Most offices still have Cat 5 cable installed and will use it as long as they can, especially since it can be used to connect Wi-Fi access points and gigabit Ethernet will work over most of it. That puzzling project to create a Cat 8 standard is not aimed at being a widely used standard for LANs but, instead, is aimed at shorter links for data centers, where those behind it hope it will lead to a cheaper standard than fiber for 40-­gigabit Ethernet links.


However, copper’s days as the No. 1 choice of network connections are probably past. As laptops replaced desktop computers and are now, themselves, being replaced by tablets and smartphones, fewer devices have Cat 5 ports. Don’t kid yourself. That free Cat 5 Ethernet port on the PC was a major factor in the continuing use of Cat 5 UTP cable. When fiber tried to battle copper for the desktop connection, the major deterrent to fiber use was the need for a costly media converter for connecting to the network with a cheap Cat 5 patchcord. 

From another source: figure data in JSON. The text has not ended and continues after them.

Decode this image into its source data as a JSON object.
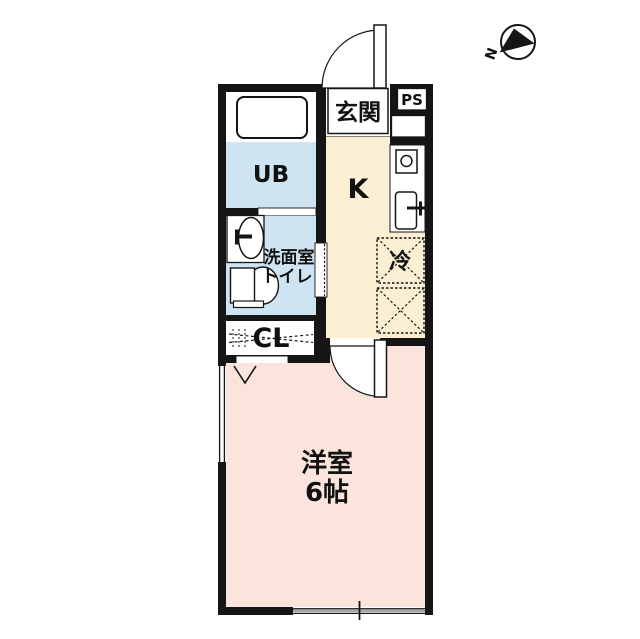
{
  "compass": {
    "north_label": "N"
  },
  "colors": {
    "wall": "#151515",
    "wet_area": "#cfe4f2",
    "kitchen_floor": "#faefd3",
    "room_floor": "#fbe4dc",
    "white": "#ffffff"
  },
  "rooms": {
    "genkan": {
      "label": "玄関"
    },
    "ps": {
      "label": "PS"
    },
    "kitchen": {
      "label": "K"
    },
    "unit_bath": {
      "label": "UB"
    },
    "washroom": {
      "line1": "洗面室",
      "line2": "トイレ"
    },
    "refrigerator": {
      "label": "冷"
    },
    "closet": {
      "label": "CL"
    },
    "western_room": {
      "line1": "洋室",
      "line2": "6帖"
    }
  }
}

Wireless managed to sneak into the No. 1 connectivity spot while copper and fiber were battling it out simply because it provided a solution with adequate bandwidth, allowed mobility that neither of the competitors could offer, and, last but not least, was included as a free feature of all the personal devices that users wanted connected to the network.


Now fiber throws another heavy punch at copper. OLANs, derived from TIA-568 structured cabling standards for “centralized fiber” and international standards for FTTH, are gaining major market share in big enterprise networks. The major difference between OLANs and traditional fiber optic backbones in LANs is the fiber—single-mode rather than multimode—and that the OLAN solution is a unified solution of network and cabling. Rather than build networks that work over standardized cabling and install cabling that has specifications for use with many types of networks, these OLANs include a fiber optic cable plant and electronics optimized for each other. 


All of this is significant to the voice/data/video or low-voltage contractor. Ever since TIA 568 was written around it, UTP cable has been the focus of cabling. Network designers were introduced to a new cabling architecture based on AT&T’s telephone cabling architecture and ironclad rules on how to build rooms and cabling in a building (so-called “pathways and spaces”). 


Much of that is changing. Many people in the industry are beginning to realize that building communications networks based on century-old plain old telephone service may not be optimal for 10- or 100-gigabit-per-second networks designed to carry data and video—not only voice. In fact, voice has become an afterthought. 


Users clamoring for more bandwidth and lower costs, for both installation and operation, do not need convincing that fiber and wireless are the right choices. Why should they? Many already have FTTH at home—some even at gigabit speeds—and use wireless everywhere they go. Why can’t they have that at the office, too?